I am having trouble reconciling OHSA 1926 Arc Flash requirements with Table 410-1 in the new 2017 NESC. In addition to the problems with notes 7 and 8 that are retained in the 2017 version of the NESC Table 410-1, there are at least two and perhaps three questionable testing references used for Table 410-1.
In OSHA’s 7/13/2015 interpretation regarding NESC 2012 Table 410-1, it appears that all data not based on Notes 7 and 8 is accepted. In view of the above, I am somewhat at a loss that OSHA did not qualify the interpretation in that any referenced testing literature also be representative. I had hoped that OSHA and the new NESC would be reconciled.
My personal opinion is that OSHA goes too far in an effort to remedy extremely unlikely events while NESC does not remedy events that are very possible.
First let me start out by saying that the point in the OSHA response is that if you have test data on specific equipment, it is acceptable to use as a “reasonable estimate”. For all the values in Table 410-1, it is the users responsibility to verify that their equipment matches the test configuration.
Second, since the time period for suggested revisions passed, NESC is creating a sub-committee to write a TIA and update table 410-1 to include all the test data and notes needed to correctly interpret use of the table. Data without test backing or calculation bases, may be excluded.
Third, there is additional testing at 208V that shows gaps larger than 1/2″ can not self-sustain arcs at this low voltage level. Testing was done with 40kA of available bolted fault current. This data is also proven out by others who have tested at this voltage. The range of 208V/240V equipment that utilities deal with was examined and all was found to have arc gaps greater than 1/2″. The self-contained meter bases tested presented the smallest found gap and arcs could not be sustained in that enclosure. In addition, when testing at 480V shows that arcs can not self-sustain in specific equipment with certain configuration, it is irrefutable that give the exact same equipment and configuration, arcs can not sustain at even lower voltages.
Fourth, note 9 about 480V pad-mounted secondaries, extensive testing was done in extreme conditions. While there was only one enclosure used, the arc gaps were artificially reduced by adding plates to the existing electrodes. The arc gaps were reduced to under 3″, well within the known sustainable arc gap for this voltage, and arcs could not be sustained beyond a few cycles.

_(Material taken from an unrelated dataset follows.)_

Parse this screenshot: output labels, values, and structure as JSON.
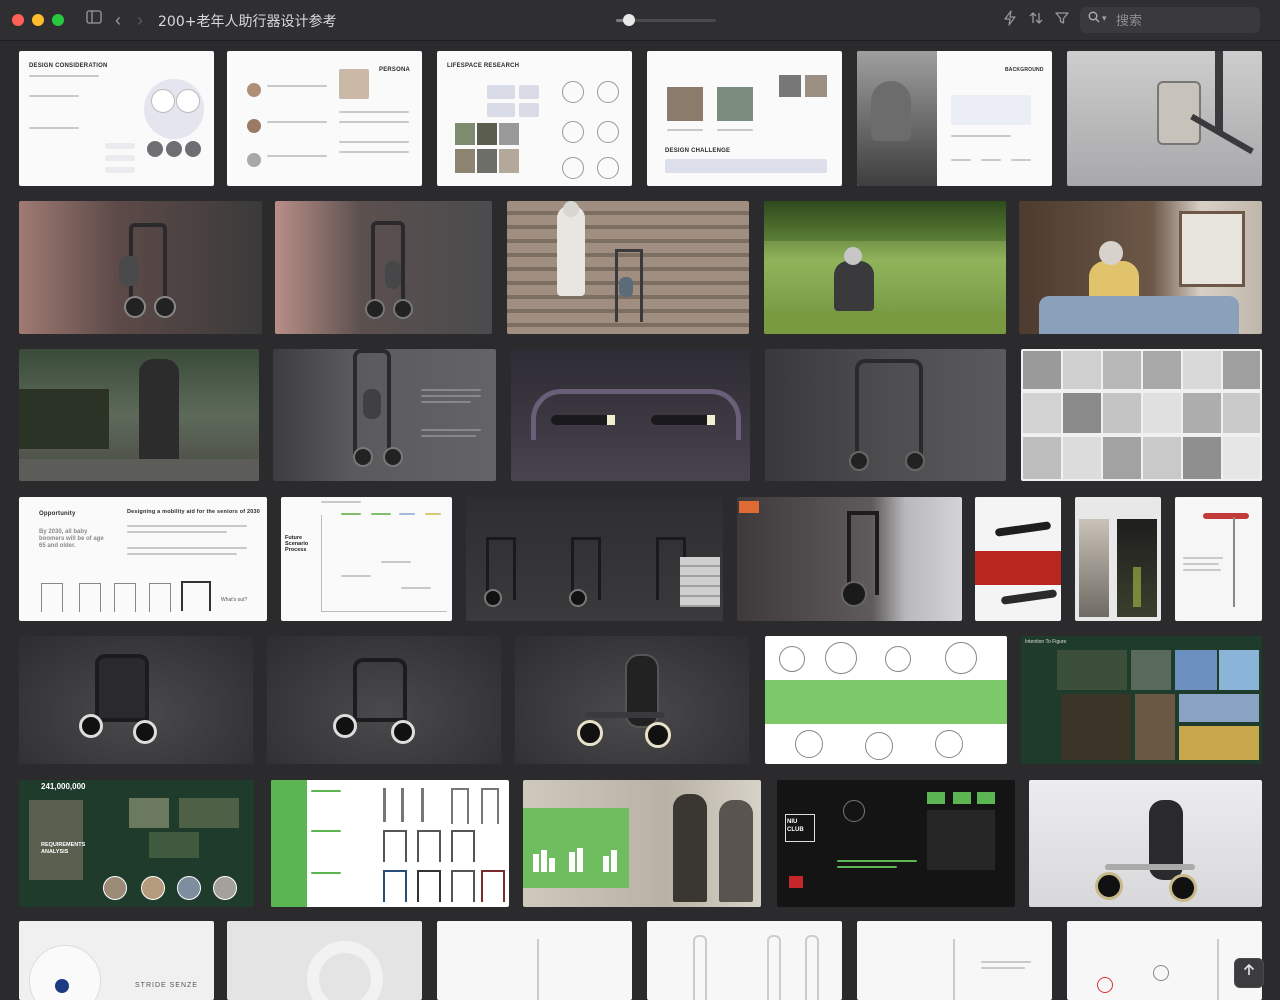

Fifth, by the very explicit nature of the hand protection requirements, OSHA acknowledges that there are higher level risks. OSHA allow rubber gloves with leather keeper to be worn on the hands. This supports the exclusion of 410.A.3. The risk of electrocution outweighs the need for arc rated protection on the hands. While some may misinterpret this exclusion to cover other situations (like heat exhaustion), I don’t know that you can unequivocally say that 410.A.3 is invalid. At current time, I do not believe this exception had any suggested edits; therefore, it was not changed. Any clarification of this exception would need to be addressed in the next revision or via TIA in the interim. You would need to provide significant reason for TIA. Sam Stonerock is the chairman of that section of the NESC.
Sixth, your choice to use Table 410-1 or not is totally up to you. The OSHA letter merely states use of that table outside of notes 7 and 8 will be considered reasonable estimates. NESC acknowledges the need to clarify table 410-1; hence, it has started a revision committee. In the interim, my advice is to clearly review the test data quoted as the bases for Table 410-1 to determine if your specific equipment matches the tested configurations.
Lastly, Tom Short and I are writing an IEEE paper that will be presented at the 2017 ESW that will summarize all the sustainability test data in one place. Hopefully that will allow users to more correctly apply the use of Table 410-1.